Friday, June 22, 2012

Pixar's Brave: Missing the Target

I don't ruin much, but if you don't want certain aspects of Brave spoiled for you, read this review after you've seen the film.

Before Brave, Pixar had mostly been a boy's club.  With 12 feature films under their belt and not one of them featuring a leading lady, it was only a matter of time before we saw a female main character from the world-reknowned animation studio.  Originally set to be titled 'The Bear and The Bow,' the production was first announced in 2008 with Brenda Chapman attached as director (Pixar's first female director).  This would be a less "cartoony," dark fairy tale without talking toys or cars - in their place a fiery haired and hearted heroine wielding a bow and arrow, set in an ancient and mystical Scotland.  On paper it sounds so great, but after what appeared to be a bumpy production including a director change to Mark Andrews and some "creative differences" behind the scenes, Brave ended up a disappointing mess.

Like past Pixar films, you can't complain about it on a technical level.  The animation is state-of-the-art and Merida's heap of curly red hair is visually striking.  The setting of a Gaelic Scotland is also well established, if similar to other recent animated films (How to Train Your Dragon, Tangled).  I also thought the score by Patrick Doyle, featuring many authentic Scottish instruments and sounds, was one of the best aspects of the film.  But when you start looking at this movie from a story perspective, the area that Pixar normally knows better than anyone, it just doesn't add up.

At first the plot is what you've seen a million times before: a young princess, Merida, is unhappy about her mother forcing her to choose one of three husbands in an arranged marriage.
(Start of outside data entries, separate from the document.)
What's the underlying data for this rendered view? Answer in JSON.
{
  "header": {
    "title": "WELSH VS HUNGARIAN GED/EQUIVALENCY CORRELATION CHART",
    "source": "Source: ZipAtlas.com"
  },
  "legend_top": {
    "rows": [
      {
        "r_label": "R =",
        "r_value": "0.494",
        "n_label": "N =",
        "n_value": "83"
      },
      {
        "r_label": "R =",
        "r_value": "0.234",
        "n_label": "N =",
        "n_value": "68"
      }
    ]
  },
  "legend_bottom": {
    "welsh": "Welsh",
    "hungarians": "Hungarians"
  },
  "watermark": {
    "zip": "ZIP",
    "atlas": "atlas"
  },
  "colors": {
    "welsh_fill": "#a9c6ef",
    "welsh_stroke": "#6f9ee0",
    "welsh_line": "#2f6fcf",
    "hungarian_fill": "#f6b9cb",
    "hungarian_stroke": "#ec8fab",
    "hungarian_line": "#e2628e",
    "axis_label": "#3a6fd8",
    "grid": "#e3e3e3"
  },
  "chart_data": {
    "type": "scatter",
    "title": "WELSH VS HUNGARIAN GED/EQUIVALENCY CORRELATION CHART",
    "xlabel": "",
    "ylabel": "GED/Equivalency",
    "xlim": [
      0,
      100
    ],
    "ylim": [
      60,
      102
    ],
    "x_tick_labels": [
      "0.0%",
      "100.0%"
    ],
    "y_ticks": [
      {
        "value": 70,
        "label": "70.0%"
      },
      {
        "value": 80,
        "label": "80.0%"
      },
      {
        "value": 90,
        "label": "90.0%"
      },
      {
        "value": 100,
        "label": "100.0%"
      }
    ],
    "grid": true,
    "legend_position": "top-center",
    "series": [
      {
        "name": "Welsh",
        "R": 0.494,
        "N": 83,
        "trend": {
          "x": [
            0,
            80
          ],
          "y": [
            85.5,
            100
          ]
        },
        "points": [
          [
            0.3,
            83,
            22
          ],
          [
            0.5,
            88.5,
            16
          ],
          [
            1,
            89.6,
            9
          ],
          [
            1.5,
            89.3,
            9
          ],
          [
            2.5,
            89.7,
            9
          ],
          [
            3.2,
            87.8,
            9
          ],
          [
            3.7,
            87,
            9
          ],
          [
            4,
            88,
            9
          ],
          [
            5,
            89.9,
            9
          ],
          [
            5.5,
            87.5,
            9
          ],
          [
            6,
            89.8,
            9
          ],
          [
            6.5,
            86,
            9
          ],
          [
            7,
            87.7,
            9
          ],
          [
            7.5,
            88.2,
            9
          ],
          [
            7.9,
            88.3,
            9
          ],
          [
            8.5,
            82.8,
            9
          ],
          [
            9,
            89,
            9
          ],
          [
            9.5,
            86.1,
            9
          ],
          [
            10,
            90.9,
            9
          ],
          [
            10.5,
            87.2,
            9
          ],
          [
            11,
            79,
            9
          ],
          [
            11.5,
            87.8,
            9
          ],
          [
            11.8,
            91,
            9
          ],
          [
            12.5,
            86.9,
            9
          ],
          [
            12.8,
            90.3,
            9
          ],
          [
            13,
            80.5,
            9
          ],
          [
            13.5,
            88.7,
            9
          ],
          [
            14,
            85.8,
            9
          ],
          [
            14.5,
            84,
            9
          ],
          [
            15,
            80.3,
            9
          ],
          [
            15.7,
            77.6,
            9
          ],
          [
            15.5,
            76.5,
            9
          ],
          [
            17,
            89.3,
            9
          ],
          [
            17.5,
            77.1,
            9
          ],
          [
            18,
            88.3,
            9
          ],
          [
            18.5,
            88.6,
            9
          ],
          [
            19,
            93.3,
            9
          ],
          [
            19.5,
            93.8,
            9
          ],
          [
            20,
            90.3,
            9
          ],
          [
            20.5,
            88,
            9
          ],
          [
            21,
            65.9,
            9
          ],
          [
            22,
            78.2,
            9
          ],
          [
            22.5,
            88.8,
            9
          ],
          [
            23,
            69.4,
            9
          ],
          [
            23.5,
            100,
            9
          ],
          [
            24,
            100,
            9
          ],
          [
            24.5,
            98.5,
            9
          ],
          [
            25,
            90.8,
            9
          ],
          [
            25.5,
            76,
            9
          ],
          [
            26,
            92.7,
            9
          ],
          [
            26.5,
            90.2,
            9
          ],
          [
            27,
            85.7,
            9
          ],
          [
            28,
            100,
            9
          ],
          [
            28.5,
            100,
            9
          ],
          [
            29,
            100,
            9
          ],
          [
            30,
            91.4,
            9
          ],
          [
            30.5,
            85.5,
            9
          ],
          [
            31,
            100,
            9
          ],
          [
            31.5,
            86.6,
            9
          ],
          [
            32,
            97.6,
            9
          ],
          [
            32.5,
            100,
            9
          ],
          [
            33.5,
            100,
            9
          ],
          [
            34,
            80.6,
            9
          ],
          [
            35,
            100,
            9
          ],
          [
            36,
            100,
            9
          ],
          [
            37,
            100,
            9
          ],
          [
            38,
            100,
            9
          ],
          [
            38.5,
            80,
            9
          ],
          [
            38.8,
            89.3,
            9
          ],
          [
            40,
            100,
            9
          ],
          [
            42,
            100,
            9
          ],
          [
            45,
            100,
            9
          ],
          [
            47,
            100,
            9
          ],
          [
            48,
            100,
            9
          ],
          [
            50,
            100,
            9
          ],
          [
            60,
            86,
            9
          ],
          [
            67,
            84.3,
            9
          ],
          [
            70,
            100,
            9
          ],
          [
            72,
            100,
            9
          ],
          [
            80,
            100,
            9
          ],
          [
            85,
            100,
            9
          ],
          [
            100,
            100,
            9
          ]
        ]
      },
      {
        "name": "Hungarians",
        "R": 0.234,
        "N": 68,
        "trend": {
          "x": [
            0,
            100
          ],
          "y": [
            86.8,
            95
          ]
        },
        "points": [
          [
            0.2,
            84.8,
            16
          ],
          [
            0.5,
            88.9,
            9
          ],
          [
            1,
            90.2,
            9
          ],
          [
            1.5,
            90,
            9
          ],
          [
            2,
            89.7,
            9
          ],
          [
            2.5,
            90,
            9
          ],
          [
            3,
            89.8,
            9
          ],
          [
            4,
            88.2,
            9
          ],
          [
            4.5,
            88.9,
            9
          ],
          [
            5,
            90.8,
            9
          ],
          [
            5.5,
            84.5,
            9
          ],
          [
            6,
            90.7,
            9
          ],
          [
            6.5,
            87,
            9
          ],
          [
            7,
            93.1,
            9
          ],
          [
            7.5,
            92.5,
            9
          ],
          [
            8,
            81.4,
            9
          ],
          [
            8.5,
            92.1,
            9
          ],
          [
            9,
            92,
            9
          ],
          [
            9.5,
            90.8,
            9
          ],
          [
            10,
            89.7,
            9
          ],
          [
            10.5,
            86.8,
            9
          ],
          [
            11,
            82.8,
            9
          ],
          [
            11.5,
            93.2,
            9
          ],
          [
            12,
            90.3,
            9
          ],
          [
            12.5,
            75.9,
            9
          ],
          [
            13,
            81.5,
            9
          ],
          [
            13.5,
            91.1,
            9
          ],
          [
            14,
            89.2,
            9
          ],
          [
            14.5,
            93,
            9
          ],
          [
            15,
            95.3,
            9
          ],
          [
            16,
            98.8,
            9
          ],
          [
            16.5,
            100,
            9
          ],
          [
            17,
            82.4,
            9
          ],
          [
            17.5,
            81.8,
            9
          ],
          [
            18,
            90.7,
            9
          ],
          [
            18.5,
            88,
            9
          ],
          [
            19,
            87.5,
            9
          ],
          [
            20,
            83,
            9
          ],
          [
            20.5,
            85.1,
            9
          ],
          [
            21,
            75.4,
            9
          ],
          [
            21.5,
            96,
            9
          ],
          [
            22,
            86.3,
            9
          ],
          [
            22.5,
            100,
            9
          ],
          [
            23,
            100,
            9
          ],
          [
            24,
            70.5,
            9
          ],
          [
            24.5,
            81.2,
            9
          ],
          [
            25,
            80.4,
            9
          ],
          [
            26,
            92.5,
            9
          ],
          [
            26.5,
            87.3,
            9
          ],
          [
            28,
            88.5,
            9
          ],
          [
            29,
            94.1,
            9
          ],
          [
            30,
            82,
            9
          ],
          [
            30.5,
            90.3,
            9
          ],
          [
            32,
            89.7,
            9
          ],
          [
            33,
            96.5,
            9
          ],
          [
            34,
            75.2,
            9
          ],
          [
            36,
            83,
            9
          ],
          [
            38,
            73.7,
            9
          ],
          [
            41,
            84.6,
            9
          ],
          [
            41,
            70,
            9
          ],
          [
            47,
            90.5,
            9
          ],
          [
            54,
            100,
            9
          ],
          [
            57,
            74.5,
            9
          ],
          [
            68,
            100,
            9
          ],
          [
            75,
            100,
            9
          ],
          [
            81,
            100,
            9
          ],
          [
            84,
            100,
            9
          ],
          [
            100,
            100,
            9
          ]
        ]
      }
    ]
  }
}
Wanting to make her own decisions about her life, she runs off into the woods all upset after a scuffle with her mother.  This is where the movie starts to show some promise: Merida then follows these magical blue will o' the wisps to a small cottage inhabited by a small witch, a funny talking crow, and hundreds of intricately crafted wood carvings of bears (all of which are never seen again, unfortunately). Merida requests for the witch to make her a spell that will convince her mom to change her mind about the marriage.  The witch gives her a spell in the form of a cake, telling Merida it will surely "change her fate." After an empty apology Merida then gives the treat to her mother - the results are unexpected and I won't spoil it, but there is some serious left-turn action going on in the plot after that.

Brave is just too mediocre for Pixar.  Although it had a perfect set-up, it never really went anywhere groundbreaking with it.  I was practically in tears watching Up, Wall-E, and Toy Story 3, but the emotional moments in Brave just didn't hit their mark.  Pixar is generally known for their grand-scale adventures, and the setting of an enchanted Scotland would have made for some great action set pieces, but this is probably Pixar's "smallest" film yet (and let's face it bears are not quite as exciting as say dragons or dinosaurs).  The world didn't seem as rich or filled with the same fun details as a Monster's Inc. or even A Bug's Life; besides the character designs and the landscapes the film actually looked kind of bland to me.  Again, I won't spoil what happens to the mother, but I think it's safe to say that the main idea is having a strong mother-and-daughter theme, but the film never bothers to delve deep into its surface-level morals.  It's not a complete disaster, but it's so slight, unmemorable, and cringeworthingly unfunny (I know that's not a word) that Brave is only marginally better than Cars and Cars 2, located right near the bottom of Pixar's proverbial barrel.